Model: DistilBERT (https://huggingface.co/docs/transformers/model_doc/distilbert)
Data: IMDB-Dataset (https://huggingface.co/datasets/imdb)
Find explainability approaches for the selected models. Repeat the section below for each approach to describe it.
For our first approach, we use the library BertViz (https://github.com/jessevig/bertviz) to visualize the attention of the model for each layer and head. We use the model view of the library BertViz, which shows you can see the attention for every head for every layer at once. The visualization is interactive and you can see by clicking or hovering in the visualization to which words the attention flows.
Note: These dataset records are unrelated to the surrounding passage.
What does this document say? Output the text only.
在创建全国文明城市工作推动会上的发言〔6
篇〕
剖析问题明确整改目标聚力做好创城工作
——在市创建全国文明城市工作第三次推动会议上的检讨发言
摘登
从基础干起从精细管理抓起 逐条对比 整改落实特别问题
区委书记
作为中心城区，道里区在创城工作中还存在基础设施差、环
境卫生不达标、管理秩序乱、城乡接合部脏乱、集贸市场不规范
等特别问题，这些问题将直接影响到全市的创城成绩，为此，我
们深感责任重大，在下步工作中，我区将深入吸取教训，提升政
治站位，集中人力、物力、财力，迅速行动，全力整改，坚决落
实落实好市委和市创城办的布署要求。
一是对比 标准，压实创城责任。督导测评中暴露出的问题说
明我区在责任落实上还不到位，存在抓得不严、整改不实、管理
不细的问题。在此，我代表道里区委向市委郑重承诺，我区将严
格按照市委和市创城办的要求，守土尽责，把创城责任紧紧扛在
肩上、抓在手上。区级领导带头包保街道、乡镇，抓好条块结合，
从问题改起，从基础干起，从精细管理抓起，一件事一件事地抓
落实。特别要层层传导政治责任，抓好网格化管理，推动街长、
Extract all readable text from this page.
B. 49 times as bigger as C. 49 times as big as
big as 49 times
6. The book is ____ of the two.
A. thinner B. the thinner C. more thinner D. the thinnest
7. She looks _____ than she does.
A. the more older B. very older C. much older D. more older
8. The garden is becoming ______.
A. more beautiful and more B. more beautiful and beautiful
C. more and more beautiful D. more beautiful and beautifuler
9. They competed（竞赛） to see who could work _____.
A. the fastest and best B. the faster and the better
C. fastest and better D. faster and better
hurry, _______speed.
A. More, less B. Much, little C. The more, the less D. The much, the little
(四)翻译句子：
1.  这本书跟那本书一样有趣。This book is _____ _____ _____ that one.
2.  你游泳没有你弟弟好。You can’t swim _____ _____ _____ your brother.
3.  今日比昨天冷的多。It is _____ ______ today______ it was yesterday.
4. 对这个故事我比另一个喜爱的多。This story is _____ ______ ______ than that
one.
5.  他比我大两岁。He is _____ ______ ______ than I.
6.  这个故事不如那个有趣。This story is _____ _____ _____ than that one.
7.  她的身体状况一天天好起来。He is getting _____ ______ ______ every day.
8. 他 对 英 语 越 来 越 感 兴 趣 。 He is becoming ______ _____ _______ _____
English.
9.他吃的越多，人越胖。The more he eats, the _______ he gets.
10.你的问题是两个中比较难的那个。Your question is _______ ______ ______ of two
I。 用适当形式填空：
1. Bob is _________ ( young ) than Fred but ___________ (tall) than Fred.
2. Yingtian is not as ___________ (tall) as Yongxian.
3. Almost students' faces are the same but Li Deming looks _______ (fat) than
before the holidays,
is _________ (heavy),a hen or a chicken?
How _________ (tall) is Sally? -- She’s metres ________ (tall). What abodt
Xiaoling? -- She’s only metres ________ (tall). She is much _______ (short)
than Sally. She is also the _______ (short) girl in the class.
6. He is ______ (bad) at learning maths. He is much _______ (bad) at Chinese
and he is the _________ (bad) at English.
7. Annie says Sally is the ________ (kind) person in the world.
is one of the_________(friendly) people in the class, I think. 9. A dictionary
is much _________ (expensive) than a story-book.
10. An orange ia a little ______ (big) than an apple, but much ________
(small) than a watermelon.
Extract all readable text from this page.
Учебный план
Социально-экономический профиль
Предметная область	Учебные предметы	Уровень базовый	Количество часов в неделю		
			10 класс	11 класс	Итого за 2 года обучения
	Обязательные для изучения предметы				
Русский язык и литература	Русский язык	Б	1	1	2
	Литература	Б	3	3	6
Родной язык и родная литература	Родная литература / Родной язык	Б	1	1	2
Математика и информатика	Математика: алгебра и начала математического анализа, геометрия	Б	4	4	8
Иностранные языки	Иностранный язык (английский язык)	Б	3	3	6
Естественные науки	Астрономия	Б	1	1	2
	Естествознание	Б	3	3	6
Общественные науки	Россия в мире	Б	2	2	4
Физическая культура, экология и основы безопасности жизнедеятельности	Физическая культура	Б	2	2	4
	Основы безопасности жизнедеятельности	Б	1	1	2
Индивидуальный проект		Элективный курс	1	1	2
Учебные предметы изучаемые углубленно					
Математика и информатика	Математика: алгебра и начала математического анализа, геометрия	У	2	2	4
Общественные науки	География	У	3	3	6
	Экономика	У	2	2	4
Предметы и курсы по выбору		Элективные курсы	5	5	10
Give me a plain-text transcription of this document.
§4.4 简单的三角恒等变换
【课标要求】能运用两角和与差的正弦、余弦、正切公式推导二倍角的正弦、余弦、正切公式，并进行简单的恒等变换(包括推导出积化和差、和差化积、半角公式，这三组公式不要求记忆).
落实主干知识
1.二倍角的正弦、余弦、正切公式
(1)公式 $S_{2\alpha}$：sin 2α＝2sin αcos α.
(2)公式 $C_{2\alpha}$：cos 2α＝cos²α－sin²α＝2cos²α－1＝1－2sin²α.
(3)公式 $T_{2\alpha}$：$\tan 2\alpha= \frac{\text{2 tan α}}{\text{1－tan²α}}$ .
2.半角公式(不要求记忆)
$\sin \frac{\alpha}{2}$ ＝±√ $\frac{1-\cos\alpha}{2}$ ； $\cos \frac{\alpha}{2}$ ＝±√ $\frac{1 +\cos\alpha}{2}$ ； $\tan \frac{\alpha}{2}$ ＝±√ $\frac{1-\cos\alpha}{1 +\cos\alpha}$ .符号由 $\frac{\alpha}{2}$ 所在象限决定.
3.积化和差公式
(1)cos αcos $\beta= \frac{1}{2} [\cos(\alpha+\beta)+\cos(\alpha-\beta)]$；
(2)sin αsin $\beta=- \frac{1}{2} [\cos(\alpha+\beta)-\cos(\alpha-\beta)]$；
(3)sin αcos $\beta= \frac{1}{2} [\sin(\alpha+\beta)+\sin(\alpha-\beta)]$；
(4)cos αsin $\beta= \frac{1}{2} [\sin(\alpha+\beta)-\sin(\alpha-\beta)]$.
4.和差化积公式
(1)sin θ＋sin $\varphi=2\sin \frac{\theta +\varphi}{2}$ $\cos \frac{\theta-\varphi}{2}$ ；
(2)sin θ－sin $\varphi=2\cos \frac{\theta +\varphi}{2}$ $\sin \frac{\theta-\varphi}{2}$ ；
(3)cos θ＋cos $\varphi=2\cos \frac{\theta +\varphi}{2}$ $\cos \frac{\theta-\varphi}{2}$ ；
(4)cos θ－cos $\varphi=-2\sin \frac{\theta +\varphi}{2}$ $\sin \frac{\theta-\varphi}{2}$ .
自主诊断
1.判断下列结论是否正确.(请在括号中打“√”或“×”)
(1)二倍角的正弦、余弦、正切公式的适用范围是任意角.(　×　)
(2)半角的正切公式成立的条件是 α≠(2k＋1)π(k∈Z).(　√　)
Visualizing the attention of the DistilBERT trained on Imdb looks like the following:
With that we can learn about the model and how it works on attention level, but we wanted to apply this visualization to explain what the model has learned. So, we took the attention from a pretrained and untrained model on Imdb and visualize the difference between both attention matrices. Then we only see the attention connections, which got stronger by training the model on Imdb.
With that the following got visualized:
If we interact with the visualization, we can see what attention values got bigger, the following is an example:
We can see that in this example there is more attention for the words "highly" and "recommend" in layer 4 for head 5. This is something we would expect for a trained model on imdb.
The following is one example on a negative sentence:
Here we can see that the attention got stronger for words like "not", "really" and "good", which is also something we would expect.
This can help explain how the model is working and what it has learned to classify the sentences correctly in positive and negative. This could be helpful for more complex language classification tasks to see where the model puts its attention too to get to that classification. This helps us to understand the model and how it works and what it has learned better.
In the second approach we created prediction of the IMDB dataset to calculate the shap values which give explaination how much a word contributed to the sentiment of a review. Then we downproject the embedding of the words and color them according to their shap value.
The color of the words indicate wheter a word contributed more to positive or negative reviews. So it can be interpreted that certain words are more often used in a positive or negative way. In the figure blue words represent positive sentiment, whereas red colored words represent negative words. Black colored words are neutral. The shading indicates how strong the sentiment of a word is.
We trained a pre-trained DistilBERT sentiment model for 5 epochs. After each epoch we generated embeddings for 200 samples and saved the hidden states of each layer for each sample in a numpy array of shape (epoch, sample, layer, hidden_dim). For each of the embeddings of the 5 epochs and the 6 layers we performed downprojection via PCA und visualized them in scatter plots, where the colors represent the labels, positive (1) and negative(0).
Here the downprojected embeddings are visualized. The rows of the visualization represent the epochs, the columns represent the layers. The plots illustrate well how the model learns sentiment analysis on the training samples by adapting the embeddings layer by layer, epoch by epoch.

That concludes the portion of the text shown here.